Jessi and Margo on the Carousel at Navy Pier
But I said “I wanted one without spit in it” Jessi was in the middle of her drink and immediately starting laughing, gagging, and chocking. After a few seconds, I asked her if it came out her nose. She was still in the midst of her machinations, and nodded. I yelled “Yes!” and pumped my fist. That did not help her gain control at all. It took awhile, but eventually composure was regained.
After we left the aquarium we went back to the hotel and then to the Navy Pier. They had a fireworks show, we wanted to ride some of the rides, and there were plenty of shops we didn’t see. The rides were pretty tame. One of them was a simulator ride. On line it looked pretty cool, but after reading between the lines of the description on the wall, I was starting to have my doubts.
The least blurry picture I took from the Ferris Wheel.
I was getting a little tired and I they were doing a poor job of communicating what we were supposed to be doing, and when. This was all before the ride started. And then to top it off, they were taking pictures at the beginning. If you have been to virtually any tourist attraction recently, they have all started taking your pictures either before the ride starts with some sort of attraction specific background, or during the ride when you are supposed to be most terrified. They have the standard roller coaster warning about pregnant women, those with heart or back conditions, ect, ect, not to ride it. But, they were taking their picture in front of a blue screen. The blue screen would then be blotted out by the computer and a time vehicle placed so it looked like we were riding in it, over Chicago. That just confirmed that the ride was going to be lame.
But, we had already paid our $30, and I’m here to enjoy this vacation, not find ways to make myself miserable. So, when our turn got up, and lady went on with her sales pitch……Flying over Chicago…..Blah….Blahh….Very Scary….Blah…Blah….take picture…..Blah…blah…..You can make any face you would like…..Boing! and idea occurred. So when she was finishing her countdown, I yawned. Now I figured I was sabotaging the picture and we would have a good reason not to buy it. (Insert evil grin here) But, two things foiled my nefarious plot. First , the photographer noticed. “She immediately yelled and I do mean yelled,“Did you do that on purpose??”, in a most surprised tone of voice. I mumbled something as my daughter whirled around and in a loud, accusing tone also yelled “What did you do??!!” I mumbled something as the photographer asked “Do you want to take another?” I said “Not really and we moved over to the computer monitor to see the result.

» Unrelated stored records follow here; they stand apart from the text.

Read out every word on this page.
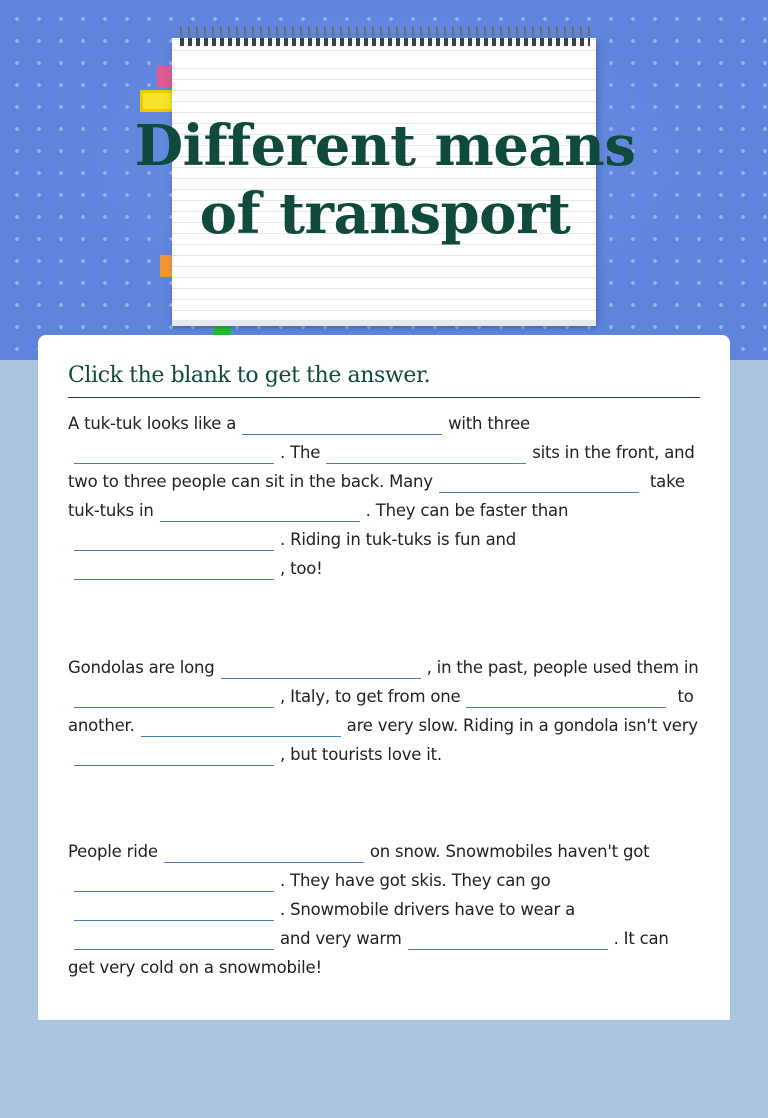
Different means
of transport
Click the blank to get the answer.
A tuk-tuk looks like a	with three . The	sits in the front, and two to three people can sit in the back. Many	take tuk-tuks in	. They can be faster than . Riding in tuk-tuks is fun and , too!
Gondolas are long	, in the past, people used them in, Italy, to get from one	to another.	are very slow. Riding in a gondola isn't very, but tourists love it.
People ride	on snow. Snowmobiles haven't got . They have got skis. They can go . Snowmobile drivers have to wear a and very warm	. It can get very cold on a snowmobile!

Beer Garden! What a concept!
Now the second thing that conspired to foil me occurred. Jessi thought this was the funniest thing since Mt Dew came out of her nose the day before. So we bought a copy. Most of the other pictures we bought had been$20, and came with four pictures and key ring. Most of which we didn’t want or need. At least this one was only $8. The ride did end being pretty tame, when compared to the build up. The Ferris Wheel was nice though, because it was so big. You got a nice view of the city. We ended up missing about half the fireworks, because we were on the wrong side. But, it was the right side for the Free Trolley. On Monday when we rode the trolley back we had to take the 2nd one that showed up, and then stand the whole trip. That’s because it was the third stop at the pier. The other two were deep within the facility, and at closing time the first two stops almost filled it up. Well this time we were at the first stop and got seats. No A/C, but we had windows. That pretty much took care of our day.